Поздний час на этом меридиане Планеты. Отдыхает в своих ячейках в каютах два десятка мыслящих существ, населяющих и обслуживающих сцепку-систему. Посреди холодного пространства тяжко и опасно раскачивается стальная коробка и летят от нее в дальние дали непрерывные сигналы, импульсы, недоступные измерению самыми совершенными приборами.

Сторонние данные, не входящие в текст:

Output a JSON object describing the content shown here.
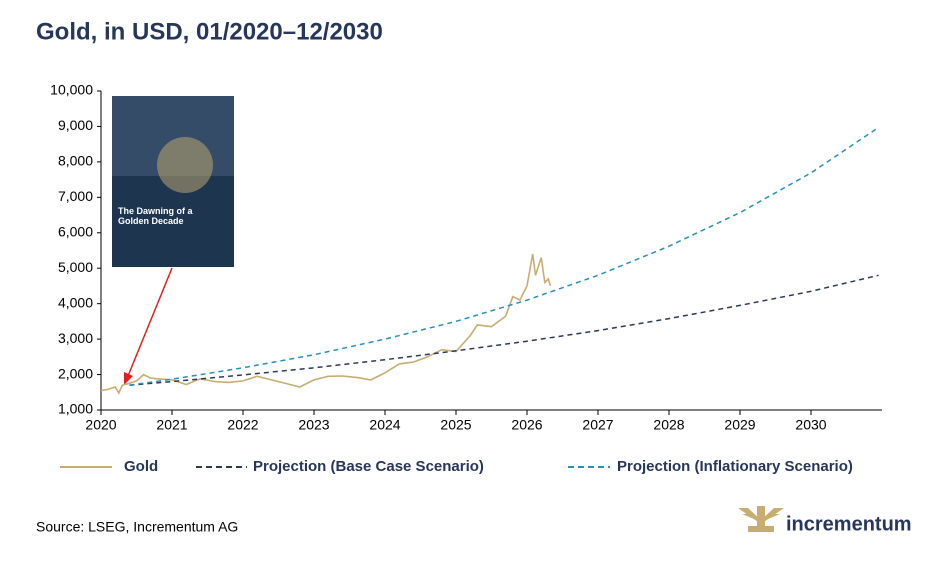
{
  "chart_data": {
    "type": "line",
    "title": "Gold, in USD, 01/2020–12/2030",
    "source": "Source: LSEG, Incrementum AG",
    "logo": "incrementum",
    "inset": {
      "title": "The Dawning of a Golden Decade"
    },
    "xlim": [
      2020,
      2031
    ],
    "xticks": [
      2020,
      2021,
      2022,
      2023,
      2024,
      2025,
      2026,
      2027,
      2028,
      2029,
      2030
    ],
    "ylim": [
      1000,
      10000
    ],
    "yticks": [
      {
        "value": 1000,
        "label": "1,000"
      },
      {
        "value": 2000,
        "label": "2,000"
      },
      {
        "value": 3000,
        "label": "3,000"
      },
      {
        "value": 4000,
        "label": "4,000"
      },
      {
        "value": 5000,
        "label": "5,000"
      },
      {
        "value": 6000,
        "label": "6,000"
      },
      {
        "value": 7000,
        "label": "7,000"
      },
      {
        "value": 8000,
        "label": "8,000"
      },
      {
        "value": 9000,
        "label": "9,000"
      },
      {
        "value": 10000,
        "label": "10,000"
      }
    ],
    "grid": false,
    "series": [
      {
        "name": "Gold",
        "color": "#c8ad72",
        "style": "solid",
        "x": [
          2020.0,
          2020.1,
          2020.2,
          2020.25,
          2020.3,
          2020.4,
          2020.5,
          2020.6,
          2020.7,
          2020.8,
          2021.0,
          2021.2,
          2021.4,
          2021.6,
          2021.8,
          2022.0,
          2022.2,
          2022.4,
          2022.6,
          2022.8,
          2023.0,
          2023.2,
          2023.4,
          2023.6,
          2023.8,
          2024.0,
          2024.2,
          2024.4,
          2024.6,
          2024.8,
          2025.0,
          2025.2,
          2025.3,
          2025.5,
          2025.7,
          2025.8,
          2025.9,
          2026.0,
          2026.08,
          2026.12,
          2026.2,
          2026.25,
          2026.3,
          2026.33
        ],
        "values": [
          1550,
          1580,
          1650,
          1480,
          1700,
          1750,
          1820,
          2000,
          1900,
          1880,
          1850,
          1720,
          1880,
          1800,
          1780,
          1820,
          1950,
          1850,
          1750,
          1650,
          1850,
          1950,
          1960,
          1920,
          1850,
          2050,
          2300,
          2350,
          2500,
          2700,
          2650,
          3100,
          3400,
          3350,
          3650,
          4200,
          4100,
          4500,
          5400,
          4800,
          5300,
          4600,
          4700,
          4500
        ]
      },
      {
        "name": "Projection (Base Case Scenario)",
        "color": "#2b3a5c",
        "style": "dashed",
        "x": [
          2020.4,
          2021,
          2022,
          2023,
          2024,
          2025,
          2026,
          2027,
          2028,
          2029,
          2030,
          2030.95
        ],
        "values": [
          1700,
          1800,
          1990,
          2190,
          2420,
          2670,
          2940,
          3240,
          3580,
          3950,
          4350,
          4800
        ]
      },
      {
        "name": "Projection (Inflationary Scenario)",
        "color": "#2a8fb8",
        "style": "dashed",
        "x": [
          2020.4,
          2021,
          2022,
          2023,
          2024,
          2025,
          2026,
          2027,
          2028,
          2029,
          2030,
          2030.95
        ],
        "values": [
          1700,
          1870,
          2190,
          2560,
          3000,
          3500,
          4100,
          4800,
          5620,
          6570,
          7690,
          8970
        ]
      }
    ]
  }
}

Занятый своими мыслями, Максим Ковалев перекрыл клапана льяльного насоса. Откачку воды закончил. Широко расставляя ноги, обошел горячий масляно-блестящий, могуче и мерно дудукающий главный двигатель японской фирмы Дайхатсу. Заглянул в токарку, хлопнул по пути крышкой ящика с ветошью и направился в центральный пост управления - ЦПУ.